Izba Dyscyplinarna została zastąpiona nową „Izbą Odpowiedzialności Zawodowej”. Sędziowie, którzy wcześniej zasiadali w Izbie Dyscyplinarnej, zostaną przeniesieni na inne stanowiska w Sądzie Najwyższym lub mogą przejść w stan spoczynku. Spośród wszystkich sędziów Sądu Najwyższego, z wyłączeniem prezesów izb Sądu Najwyższego, wylosowane zostaną 33 osoby, spośród których prezes wybierze 11 sędziów tworzących nową „Izbę Odpowiedzialności Zawodowej” na pięcioletnią kadencję.
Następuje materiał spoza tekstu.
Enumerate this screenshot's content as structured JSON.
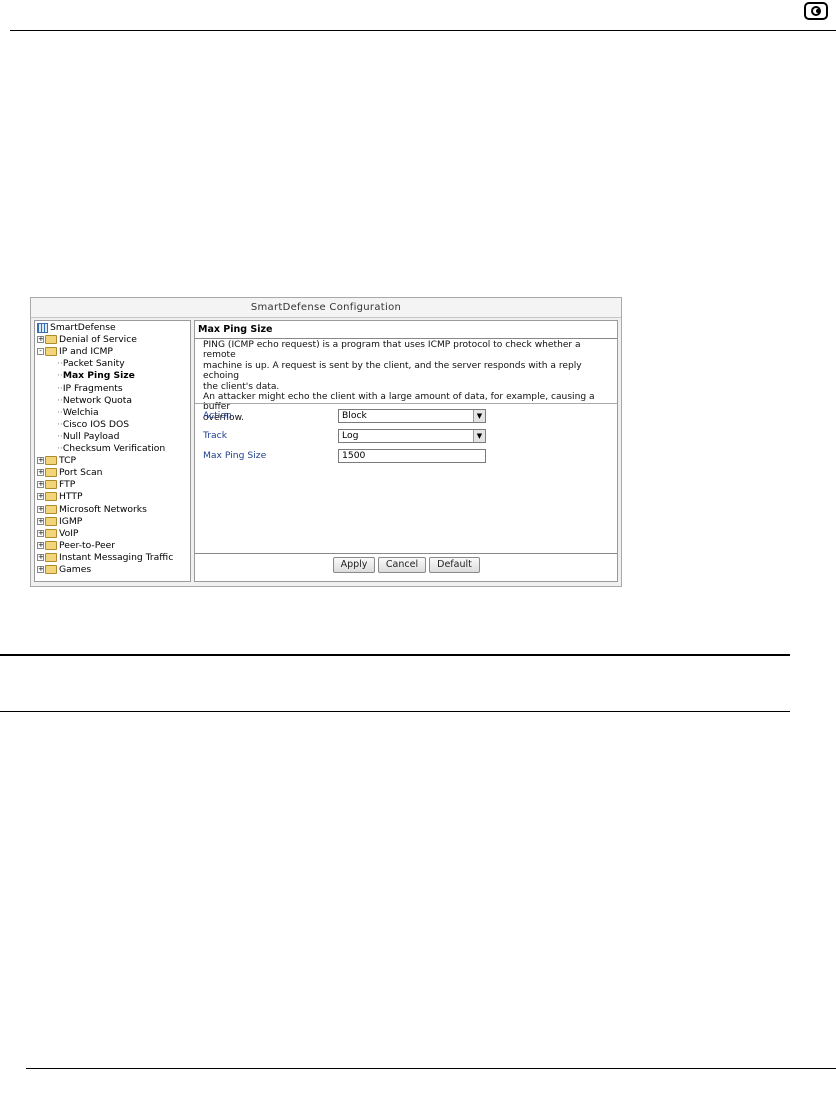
{
  "window": {
    "title": "SmartDefense Configuration"
  },
  "tree": {
    "root": "SmartDefense",
    "items": [
      {
        "label": "Denial of Service",
        "exp": "+"
      },
      {
        "label": "IP and ICMP",
        "exp": "-"
      },
      {
        "label": "Packet Sanity"
      },
      {
        "label": "Max Ping Size",
        "selected": true
      },
      {
        "label": "IP Fragments"
      },
      {
        "label": "Network Quota"
      },
      {
        "label": "Welchia"
      },
      {
        "label": "Cisco IOS DOS"
      },
      {
        "label": "Null Payload"
      },
      {
        "label": "Checksum Verification"
      },
      {
        "label": "TCP",
        "exp": "+"
      },
      {
        "label": "Port Scan",
        "exp": "+"
      },
      {
        "label": "FTP",
        "exp": "+"
      },
      {
        "label": "HTTP",
        "exp": "+"
      },
      {
        "label": "Microsoft Networks",
        "exp": "+"
      },
      {
        "label": "IGMP",
        "exp": "+"
      },
      {
        "label": "VoIP",
        "exp": "+"
      },
      {
        "label": "Peer-to-Peer",
        "exp": "+"
      },
      {
        "label": "Instant Messaging Traffic",
        "exp": "+"
      },
      {
        "label": "Games",
        "exp": "+"
      }
    ]
  },
  "panel": {
    "title": "Max Ping Size",
    "description": [
      "PING (ICMP echo request) is a program that uses ICMP protocol to check whether a remote",
      "machine is up. A request is sent by the client, and the server responds with a reply echoing",
      "the client's data.",
      "An attacker might echo the client with a large amount of data, for example, causing a buffer",
      "overflow."
    ],
    "fields": {
      "action_label": "Action",
      "action_value": "Block",
      "track_label": "Track",
      "track_value": "Log",
      "size_label": "Max Ping Size",
      "size_value": "1500"
    },
    "buttons": {
      "apply": "Apply",
      "cancel": "Cancel",
      "default": "Default"
    }
  },
  "icons": {
    "logo": "check-point-logo-icon",
    "dropdown": "chevron-down-icon",
    "folder": "folder-icon"
  }
}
Porozumienie w sprawie planu naprawczego Polski z początku czerwca przewiduje, że Polska otrzyma pieniądze tylko wtedy, gdy zrealizuje różne cele pośrednie. „Najpierw kamienie milowe muszą zostać osiągnięte, a potem pieniądze zostaną wypłacone” – powiedziała von der Leyen. Oprócz zniesienia izby dyscyplinarnej polski plan naprawy korony przewiduje, że sędziowie nie mogą być dłużej karani, jeśli zwrócą się do Europejskiego Trybunału Sprawiedliwości o interpretację prawa UE. Ponadto sędziowie, na których już mają wpływ decyzje organu dyscyplinarnego, powinni mieć możliwość poddania tych decyzji rewizji przez niezależny sąd.
„Miłośnik internetu. Dumny ewangelista popkultury. Znawca Twittera. Przyjaciel zwierząt na całym świecie. Zły komunikator”.